Applying a Creative Commons license to your blog or to individual posts can be easy. That ease will depend on the blogging platform that you use. If, for example, you use WordPress you can install plugins like Easy CC License, License, or Creative Commons Configurator. Each of them lets you apply a license to the entire site, or to individual posts. The latter is useful when you have guest posts and the writer wants to keep all rights.

Uncopyright

This license is also sometimes referred to as a Free Art License or a Copyleft license. I got to know this type of open content license partly through the work of blogger Leo Babauta and through work I do in the free software/open source communities.

Uncopyright is pretty much what it says on the tin — there is no copyright on the work. You, and anyone else, can use that writing anyway you want. You don’t have to credit the original author, either.

Leo Babauta explained that sharing never hurt anyone, and the more people who see his work the better. And while there are a lot of people who stress and obsess over search engine rankings (which penalize content that’s duplicated across sites), he claims that his work popping up elsewhere didn’t hurt his site’s PageRank. Anyway, as Babauta says, you can’t steal what’s freely given.

Is there any real benefit to Open Content Licenses?

One of the key benefits of using an Open Content License is that your work gets in front of more eyes. Sometimes, eyes that normally wouldn’t cross your blog. Over the years, writing of mine that’s been under a Creative Commons license has driven quite a bit of traffic to my blogs. It’s also helped secure more than a few paying gigs.
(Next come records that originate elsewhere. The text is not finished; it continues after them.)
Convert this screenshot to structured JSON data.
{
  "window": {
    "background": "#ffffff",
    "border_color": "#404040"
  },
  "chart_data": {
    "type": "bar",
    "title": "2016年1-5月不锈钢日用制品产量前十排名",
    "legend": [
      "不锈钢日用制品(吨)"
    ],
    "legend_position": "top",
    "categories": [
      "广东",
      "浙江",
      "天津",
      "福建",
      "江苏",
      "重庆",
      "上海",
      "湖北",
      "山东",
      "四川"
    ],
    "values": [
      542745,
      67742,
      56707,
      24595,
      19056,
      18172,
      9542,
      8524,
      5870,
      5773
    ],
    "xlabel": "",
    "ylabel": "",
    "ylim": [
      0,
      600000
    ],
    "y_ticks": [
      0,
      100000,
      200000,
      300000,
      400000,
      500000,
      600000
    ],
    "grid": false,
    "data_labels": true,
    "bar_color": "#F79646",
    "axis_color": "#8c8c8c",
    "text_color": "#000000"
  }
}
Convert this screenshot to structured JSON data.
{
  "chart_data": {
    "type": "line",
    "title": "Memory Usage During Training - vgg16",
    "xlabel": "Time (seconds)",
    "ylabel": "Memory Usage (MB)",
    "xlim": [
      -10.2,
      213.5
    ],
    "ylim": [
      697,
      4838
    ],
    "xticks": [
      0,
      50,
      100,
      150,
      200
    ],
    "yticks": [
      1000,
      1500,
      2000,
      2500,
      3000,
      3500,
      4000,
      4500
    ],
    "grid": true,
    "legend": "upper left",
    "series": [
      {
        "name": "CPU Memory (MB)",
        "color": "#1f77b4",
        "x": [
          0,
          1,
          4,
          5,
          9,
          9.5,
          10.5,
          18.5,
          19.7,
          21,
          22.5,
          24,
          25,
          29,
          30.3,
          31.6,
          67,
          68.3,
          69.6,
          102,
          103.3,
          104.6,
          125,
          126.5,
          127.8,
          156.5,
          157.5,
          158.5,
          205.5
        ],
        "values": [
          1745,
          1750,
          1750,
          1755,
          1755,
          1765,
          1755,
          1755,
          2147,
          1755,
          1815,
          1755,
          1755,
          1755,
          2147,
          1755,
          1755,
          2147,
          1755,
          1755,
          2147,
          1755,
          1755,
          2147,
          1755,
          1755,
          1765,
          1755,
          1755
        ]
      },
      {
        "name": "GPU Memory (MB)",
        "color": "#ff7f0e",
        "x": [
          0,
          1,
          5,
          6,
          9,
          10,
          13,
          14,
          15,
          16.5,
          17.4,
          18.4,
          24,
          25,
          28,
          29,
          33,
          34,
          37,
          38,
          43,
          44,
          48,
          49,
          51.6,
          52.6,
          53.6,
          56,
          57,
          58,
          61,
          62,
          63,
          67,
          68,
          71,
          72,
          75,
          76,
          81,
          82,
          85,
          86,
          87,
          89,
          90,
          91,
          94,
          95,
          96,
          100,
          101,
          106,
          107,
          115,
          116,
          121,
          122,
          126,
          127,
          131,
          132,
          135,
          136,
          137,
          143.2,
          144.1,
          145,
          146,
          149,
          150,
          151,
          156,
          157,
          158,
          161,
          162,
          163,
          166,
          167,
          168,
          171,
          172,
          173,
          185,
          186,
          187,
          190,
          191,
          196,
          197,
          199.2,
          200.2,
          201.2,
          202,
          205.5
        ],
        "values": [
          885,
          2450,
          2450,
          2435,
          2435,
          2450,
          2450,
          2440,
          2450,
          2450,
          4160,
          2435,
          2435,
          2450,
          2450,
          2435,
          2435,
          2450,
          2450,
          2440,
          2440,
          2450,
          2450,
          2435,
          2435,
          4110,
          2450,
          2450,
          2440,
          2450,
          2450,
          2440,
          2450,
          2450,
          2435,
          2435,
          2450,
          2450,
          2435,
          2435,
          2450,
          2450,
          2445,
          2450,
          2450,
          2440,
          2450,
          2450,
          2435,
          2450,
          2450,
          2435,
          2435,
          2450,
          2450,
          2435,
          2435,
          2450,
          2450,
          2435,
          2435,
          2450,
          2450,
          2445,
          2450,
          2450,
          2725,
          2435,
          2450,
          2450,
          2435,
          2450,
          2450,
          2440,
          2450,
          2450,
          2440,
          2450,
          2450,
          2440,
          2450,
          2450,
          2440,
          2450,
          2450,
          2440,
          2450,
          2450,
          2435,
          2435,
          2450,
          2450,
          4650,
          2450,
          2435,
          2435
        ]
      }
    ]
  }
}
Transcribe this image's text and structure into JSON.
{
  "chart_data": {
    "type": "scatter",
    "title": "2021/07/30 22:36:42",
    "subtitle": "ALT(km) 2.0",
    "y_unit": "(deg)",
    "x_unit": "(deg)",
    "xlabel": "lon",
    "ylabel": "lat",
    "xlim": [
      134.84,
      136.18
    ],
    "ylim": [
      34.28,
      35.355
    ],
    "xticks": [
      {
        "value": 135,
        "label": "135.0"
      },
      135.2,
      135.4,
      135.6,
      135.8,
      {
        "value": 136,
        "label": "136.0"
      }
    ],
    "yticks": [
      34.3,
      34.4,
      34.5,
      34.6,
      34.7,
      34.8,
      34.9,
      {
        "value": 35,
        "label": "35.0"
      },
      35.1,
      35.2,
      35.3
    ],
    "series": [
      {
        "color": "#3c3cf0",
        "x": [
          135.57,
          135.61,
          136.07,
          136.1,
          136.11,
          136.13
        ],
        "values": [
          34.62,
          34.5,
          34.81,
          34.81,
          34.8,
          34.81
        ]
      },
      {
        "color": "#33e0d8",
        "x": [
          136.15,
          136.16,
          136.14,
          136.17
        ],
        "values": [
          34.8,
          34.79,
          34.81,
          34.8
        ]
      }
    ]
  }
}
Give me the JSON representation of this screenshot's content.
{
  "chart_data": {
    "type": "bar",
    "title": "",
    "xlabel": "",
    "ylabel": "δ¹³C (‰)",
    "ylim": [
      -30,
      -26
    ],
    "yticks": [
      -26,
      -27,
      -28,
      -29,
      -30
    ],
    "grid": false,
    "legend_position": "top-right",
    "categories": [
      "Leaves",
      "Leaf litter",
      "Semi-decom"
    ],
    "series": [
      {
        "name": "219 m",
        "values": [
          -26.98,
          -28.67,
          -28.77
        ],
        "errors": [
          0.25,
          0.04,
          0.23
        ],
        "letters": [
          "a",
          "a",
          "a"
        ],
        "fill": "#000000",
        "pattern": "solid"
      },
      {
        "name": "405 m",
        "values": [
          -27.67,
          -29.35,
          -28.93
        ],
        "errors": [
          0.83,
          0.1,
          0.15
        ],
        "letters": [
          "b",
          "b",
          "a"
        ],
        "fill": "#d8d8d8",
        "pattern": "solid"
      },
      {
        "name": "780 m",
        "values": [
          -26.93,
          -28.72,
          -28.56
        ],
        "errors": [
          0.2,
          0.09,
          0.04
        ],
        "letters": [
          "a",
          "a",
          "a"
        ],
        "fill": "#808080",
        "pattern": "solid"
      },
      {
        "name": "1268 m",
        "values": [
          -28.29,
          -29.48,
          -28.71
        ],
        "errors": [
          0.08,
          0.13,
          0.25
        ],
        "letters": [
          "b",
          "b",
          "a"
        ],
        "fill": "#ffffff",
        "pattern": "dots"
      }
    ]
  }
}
Without that additional exposure, I might not have gotten those gigs. I might not have gotten those additional readers. I might not have garnered a reputation for being someone with a slightly different view of … well, various topics. All of that is worth giving up a bit of control.

Final Thoughts

You don’t need to add a license to your blog posts (or other writing). You can stick with the default All Rights Reserved, even if you don’t state it explicitly.

That said, adding a license to your writing might not stop people from stealing your content. It could, however, make them think twice about lifting it without permission or payment. And the right license could help spread your words and ideas to wider audience.